Webmin saw 3 million downloads last year; its biggest year ever, and we don’t expect it to decline in 2015. Virtualmin is managing tens of thousands of servers…maybe over 100,000, and definitely more than at any point in history. But, and this is a big but, only a tiny percentage are using Virtualmin Professional.
I never complain about that balance of usage here on our site (until now), because it’s not my primary goal in working on Virtualmin to make a ton of money; but, seriously, it’s incredibly frustrating to have been doing this for so long, for so little, and to have it dismissed so readily or have it suggested we’re greedy for not giving more away.
I’m happy to have Webmin used by something on the order of a million people (hard to say with precision, since we can never know how many downloads happen outside of the SF.net servers). That’s amazing. I’m not complaining about it.
And, I’m happy to have Virtualmin GPL used on something on the order of a 100,000 servers (again, hard to guess at precise numbers, but this is not an unreasonable guess based on numbers we can confirm).
I’d like it if more folks found enough extra value in Virtualmin Professional to pay for it. And, we’re always trying to find ways to make Professional worth paying for without harming the experience of GPL users…we genuinely want Virtualmin GPL to be a quality tool that works as well as any commercial competitor. And, we want to make enough sales to keep doing what we do, or more of what we do, preferably.

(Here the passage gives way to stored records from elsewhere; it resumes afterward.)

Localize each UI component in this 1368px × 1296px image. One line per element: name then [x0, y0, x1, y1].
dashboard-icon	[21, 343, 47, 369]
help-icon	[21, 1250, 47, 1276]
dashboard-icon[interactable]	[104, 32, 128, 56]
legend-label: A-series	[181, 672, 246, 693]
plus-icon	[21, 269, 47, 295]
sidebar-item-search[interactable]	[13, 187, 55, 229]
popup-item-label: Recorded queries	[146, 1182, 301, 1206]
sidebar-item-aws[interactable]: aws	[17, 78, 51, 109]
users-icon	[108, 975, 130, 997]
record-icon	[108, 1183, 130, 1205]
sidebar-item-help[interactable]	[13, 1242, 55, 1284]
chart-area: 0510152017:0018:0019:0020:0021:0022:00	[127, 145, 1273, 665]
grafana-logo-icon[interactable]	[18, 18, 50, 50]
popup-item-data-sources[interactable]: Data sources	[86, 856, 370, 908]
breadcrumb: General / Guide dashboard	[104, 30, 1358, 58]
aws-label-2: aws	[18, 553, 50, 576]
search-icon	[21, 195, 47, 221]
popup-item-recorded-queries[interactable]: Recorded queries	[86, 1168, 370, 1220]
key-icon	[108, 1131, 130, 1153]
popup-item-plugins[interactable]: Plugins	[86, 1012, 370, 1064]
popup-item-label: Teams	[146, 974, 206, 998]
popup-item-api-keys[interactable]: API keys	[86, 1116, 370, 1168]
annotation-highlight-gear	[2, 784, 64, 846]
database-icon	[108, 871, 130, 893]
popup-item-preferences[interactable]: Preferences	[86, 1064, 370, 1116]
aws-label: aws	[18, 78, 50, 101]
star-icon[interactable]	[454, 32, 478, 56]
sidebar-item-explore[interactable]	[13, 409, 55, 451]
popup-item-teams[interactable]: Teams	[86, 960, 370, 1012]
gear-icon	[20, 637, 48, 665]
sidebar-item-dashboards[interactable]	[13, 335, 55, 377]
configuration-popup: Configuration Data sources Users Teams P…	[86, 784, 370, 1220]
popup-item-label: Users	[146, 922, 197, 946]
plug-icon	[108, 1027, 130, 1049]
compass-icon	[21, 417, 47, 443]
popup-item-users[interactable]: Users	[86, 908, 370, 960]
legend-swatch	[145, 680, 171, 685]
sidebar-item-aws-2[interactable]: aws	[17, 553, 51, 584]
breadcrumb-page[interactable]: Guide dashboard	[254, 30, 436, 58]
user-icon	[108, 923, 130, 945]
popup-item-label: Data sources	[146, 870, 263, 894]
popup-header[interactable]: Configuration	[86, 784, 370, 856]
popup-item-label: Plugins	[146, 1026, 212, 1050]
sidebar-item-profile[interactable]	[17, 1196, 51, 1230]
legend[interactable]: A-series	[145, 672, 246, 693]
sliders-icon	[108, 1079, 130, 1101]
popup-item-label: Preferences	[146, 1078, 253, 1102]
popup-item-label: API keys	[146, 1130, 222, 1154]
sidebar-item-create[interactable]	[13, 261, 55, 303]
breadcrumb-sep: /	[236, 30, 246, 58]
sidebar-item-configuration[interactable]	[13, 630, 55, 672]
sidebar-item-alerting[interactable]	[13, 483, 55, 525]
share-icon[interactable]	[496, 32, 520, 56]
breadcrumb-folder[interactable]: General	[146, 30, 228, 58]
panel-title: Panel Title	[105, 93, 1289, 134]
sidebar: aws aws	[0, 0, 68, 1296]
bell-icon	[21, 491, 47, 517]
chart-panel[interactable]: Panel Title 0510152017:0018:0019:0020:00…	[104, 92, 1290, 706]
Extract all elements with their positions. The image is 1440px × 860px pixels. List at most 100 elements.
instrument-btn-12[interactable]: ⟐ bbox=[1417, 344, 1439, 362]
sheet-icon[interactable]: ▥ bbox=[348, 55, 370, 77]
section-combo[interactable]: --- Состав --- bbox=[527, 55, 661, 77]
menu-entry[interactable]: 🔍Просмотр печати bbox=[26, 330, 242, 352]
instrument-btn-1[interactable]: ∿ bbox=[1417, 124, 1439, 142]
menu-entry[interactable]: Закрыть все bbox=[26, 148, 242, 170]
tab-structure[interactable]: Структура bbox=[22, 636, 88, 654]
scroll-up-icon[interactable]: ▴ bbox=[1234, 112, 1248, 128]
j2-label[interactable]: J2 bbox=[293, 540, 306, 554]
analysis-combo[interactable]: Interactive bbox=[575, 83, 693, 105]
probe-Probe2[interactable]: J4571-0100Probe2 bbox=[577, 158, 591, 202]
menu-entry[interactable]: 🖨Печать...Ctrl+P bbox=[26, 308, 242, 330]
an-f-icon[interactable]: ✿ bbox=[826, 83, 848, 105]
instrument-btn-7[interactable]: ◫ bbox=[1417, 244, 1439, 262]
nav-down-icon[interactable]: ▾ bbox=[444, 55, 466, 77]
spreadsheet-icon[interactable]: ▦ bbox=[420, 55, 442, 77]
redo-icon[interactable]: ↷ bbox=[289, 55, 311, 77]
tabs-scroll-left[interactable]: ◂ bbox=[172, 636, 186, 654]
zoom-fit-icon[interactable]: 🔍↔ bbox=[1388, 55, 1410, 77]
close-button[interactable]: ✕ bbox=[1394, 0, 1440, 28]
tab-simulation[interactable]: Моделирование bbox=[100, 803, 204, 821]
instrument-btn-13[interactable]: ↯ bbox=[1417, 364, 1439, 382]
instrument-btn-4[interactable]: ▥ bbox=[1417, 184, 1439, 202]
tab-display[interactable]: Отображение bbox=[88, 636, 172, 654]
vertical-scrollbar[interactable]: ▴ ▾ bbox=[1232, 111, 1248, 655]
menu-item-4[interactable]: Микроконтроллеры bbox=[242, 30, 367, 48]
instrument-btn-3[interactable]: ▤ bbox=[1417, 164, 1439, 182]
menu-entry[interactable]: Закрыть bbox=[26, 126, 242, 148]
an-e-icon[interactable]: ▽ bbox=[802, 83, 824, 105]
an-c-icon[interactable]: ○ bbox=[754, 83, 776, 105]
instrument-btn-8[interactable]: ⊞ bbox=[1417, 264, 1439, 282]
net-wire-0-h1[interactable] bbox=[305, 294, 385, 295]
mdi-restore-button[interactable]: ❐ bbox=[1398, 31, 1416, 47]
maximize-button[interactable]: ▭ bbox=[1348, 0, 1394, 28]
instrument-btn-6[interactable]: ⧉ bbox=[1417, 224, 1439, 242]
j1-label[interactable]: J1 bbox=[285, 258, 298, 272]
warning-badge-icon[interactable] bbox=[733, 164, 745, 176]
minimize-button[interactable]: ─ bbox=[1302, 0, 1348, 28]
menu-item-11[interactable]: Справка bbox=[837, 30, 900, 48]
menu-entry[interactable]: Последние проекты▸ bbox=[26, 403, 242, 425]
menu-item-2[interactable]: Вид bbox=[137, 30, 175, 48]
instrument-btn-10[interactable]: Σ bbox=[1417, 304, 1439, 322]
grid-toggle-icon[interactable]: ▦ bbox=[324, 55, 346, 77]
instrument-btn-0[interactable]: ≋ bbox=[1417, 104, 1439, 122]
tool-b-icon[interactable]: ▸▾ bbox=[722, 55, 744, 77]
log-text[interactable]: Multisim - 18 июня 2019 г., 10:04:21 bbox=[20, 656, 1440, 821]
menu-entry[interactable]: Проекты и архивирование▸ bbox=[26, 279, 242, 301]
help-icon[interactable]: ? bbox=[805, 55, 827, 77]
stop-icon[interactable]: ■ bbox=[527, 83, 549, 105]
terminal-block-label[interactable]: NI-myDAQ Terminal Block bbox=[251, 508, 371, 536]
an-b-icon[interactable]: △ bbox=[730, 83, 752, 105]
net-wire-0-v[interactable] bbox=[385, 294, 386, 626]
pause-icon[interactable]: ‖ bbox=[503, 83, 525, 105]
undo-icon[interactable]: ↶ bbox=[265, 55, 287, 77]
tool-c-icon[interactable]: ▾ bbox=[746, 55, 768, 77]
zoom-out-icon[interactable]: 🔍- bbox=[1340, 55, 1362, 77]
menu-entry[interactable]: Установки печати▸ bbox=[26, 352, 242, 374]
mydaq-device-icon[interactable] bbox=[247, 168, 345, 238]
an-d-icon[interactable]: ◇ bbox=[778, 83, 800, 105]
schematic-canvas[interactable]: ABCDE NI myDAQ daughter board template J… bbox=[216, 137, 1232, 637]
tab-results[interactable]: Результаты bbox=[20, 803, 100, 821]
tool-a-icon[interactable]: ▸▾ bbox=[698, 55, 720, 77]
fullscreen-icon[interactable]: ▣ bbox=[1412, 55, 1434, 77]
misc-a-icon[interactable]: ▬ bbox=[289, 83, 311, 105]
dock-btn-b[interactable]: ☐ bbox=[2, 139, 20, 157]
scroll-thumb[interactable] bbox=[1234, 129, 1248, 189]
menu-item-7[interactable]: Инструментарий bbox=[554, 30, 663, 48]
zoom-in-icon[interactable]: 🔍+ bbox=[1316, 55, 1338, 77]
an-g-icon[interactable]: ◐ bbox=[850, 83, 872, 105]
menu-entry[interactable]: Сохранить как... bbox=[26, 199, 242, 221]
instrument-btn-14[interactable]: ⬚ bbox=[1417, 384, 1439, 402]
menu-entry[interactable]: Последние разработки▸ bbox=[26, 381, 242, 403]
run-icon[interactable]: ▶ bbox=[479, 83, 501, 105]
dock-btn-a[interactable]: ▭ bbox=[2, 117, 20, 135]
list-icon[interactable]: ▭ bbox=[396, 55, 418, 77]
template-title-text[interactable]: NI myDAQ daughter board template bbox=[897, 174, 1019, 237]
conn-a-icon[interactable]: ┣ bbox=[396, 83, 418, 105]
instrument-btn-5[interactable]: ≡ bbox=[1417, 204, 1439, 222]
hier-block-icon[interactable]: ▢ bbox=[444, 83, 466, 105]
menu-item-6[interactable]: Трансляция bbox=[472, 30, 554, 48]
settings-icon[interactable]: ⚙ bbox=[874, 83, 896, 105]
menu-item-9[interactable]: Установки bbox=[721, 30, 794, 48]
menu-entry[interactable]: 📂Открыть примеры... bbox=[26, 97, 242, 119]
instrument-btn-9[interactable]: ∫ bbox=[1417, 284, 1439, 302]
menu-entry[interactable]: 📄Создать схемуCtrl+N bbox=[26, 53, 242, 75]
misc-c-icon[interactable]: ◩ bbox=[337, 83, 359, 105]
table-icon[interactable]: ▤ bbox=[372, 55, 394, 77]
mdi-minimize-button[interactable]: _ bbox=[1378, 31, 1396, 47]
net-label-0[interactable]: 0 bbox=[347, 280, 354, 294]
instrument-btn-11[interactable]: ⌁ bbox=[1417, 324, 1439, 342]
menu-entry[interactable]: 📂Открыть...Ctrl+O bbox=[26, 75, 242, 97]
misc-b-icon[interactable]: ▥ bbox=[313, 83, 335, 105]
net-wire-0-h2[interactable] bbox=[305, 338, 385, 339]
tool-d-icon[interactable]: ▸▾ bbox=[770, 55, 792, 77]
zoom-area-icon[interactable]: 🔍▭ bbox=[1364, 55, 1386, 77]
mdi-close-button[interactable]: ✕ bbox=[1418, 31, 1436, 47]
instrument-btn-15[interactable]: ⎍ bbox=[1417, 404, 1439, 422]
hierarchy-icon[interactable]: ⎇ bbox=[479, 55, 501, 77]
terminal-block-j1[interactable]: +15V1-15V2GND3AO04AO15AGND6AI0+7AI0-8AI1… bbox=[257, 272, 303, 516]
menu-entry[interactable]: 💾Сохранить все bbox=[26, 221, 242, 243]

Maybe in the new year, with two great new themes (Ilia’s Authentic theme and my Bootstrap theme), a new Drupal 7 website with a better shop and the ability to pay month-to-month, and a new Webmin 2.x branch that will deprecate a lot of old stuff and reduce complexity some to improve ease of use, we’ll see an influx of new users, hopefully some with a little disposable income to spend on a supported product with a few extra features.
I’m sorry you’re unhappy with the way we’re doing it. We’re genuinely doing the best we can, with the people and skills and time we have available.
We do welcome help. The Webmin wiki has been recently migrated to MediaWiki (by me), and the docs there need a lot of attention, and I know you have experience enough to be helpful there. I always welcome help on the theme I’m working on (it’s in our public github at https://github.com/virtualmin/virtualmin-bootstrap-theme ). I’ve reached out to some friends of Virtualmin who have more experience with Drupal than I; hoping that’ll make the transition to Drupal 7 easier/quicker. We’re working on modernizing Webmin’s codebase, which is a long, hard, tedious slog…a half million lines of Perl of varying ages and quality.
And, if you have better ideas for making Virtualmin profitable, we’d love to hear it. But, I’m afraid selling half as many licenses won’t solve our fiscal problems (I’ve done the math on multi-server licenses…they’d either have to be quite expensive, or we’d take a huge revenue hit; currently, most of our users have multiple licenses…a multi-server license would simply mean they’d purchase fewer licenses, possibly a lot fewer).